Chapter 5. Analytical Modeling of Parallel Programs

A sequential algorithm is usually evaluated in terms of its execution time, expressed as a function of the size of its input. The execution time of a parallel algorithm depends not only on input size but also on the number of processing elements used, and their relative computation and interprocess communication speeds. Hence, a parallel algorithm cannot be evaluated in isolation from a parallel architecture without some loss in accuracy. A parallel system is the combination of an algorithm and the parallel architecture on which it is implemented. In this chapter, we study various metrics for evaluating the performance of parallel systems.

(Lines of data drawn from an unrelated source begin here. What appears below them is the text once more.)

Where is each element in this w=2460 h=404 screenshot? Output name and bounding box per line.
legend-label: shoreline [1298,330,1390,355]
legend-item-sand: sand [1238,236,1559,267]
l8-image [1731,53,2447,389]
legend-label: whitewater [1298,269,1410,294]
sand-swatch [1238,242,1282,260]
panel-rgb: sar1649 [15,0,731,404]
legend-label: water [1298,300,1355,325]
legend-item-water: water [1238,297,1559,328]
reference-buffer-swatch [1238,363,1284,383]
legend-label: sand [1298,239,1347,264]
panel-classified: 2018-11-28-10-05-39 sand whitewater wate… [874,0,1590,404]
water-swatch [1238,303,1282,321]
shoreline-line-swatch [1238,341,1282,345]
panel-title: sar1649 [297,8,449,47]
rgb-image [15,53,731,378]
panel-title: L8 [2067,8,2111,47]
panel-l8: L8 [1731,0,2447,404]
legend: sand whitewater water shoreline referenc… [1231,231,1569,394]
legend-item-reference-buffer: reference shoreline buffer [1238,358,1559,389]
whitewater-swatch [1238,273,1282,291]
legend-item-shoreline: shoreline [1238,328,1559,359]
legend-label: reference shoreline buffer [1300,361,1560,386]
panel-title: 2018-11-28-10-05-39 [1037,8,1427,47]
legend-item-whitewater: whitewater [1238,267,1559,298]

A number of measures of performance are intuitive. Perhaps the simplest of these is the wall-clock time taken to solve a given problem on a given parallel platform. However, as we shall see, a single figure of merit of this nature cannot be extrapolated to other problem instances or larger machine configurations. Other intuitive measures quantify the benefit of parallelism, i.e., how much faster the parallel program runs with respect to the serial program. However, this characterization suffers from other drawbacks, in addition to those mentioned above. For instance, what is the impact of using a poorer serial algorithm that is more amenable to parallel processing? For these reasons, more complex measures for extrapolating performance to larger machine configurations or problems are often necessary. With these objectives in mind, this chapter focuses on metrics for quantifying the performance of parallel programs.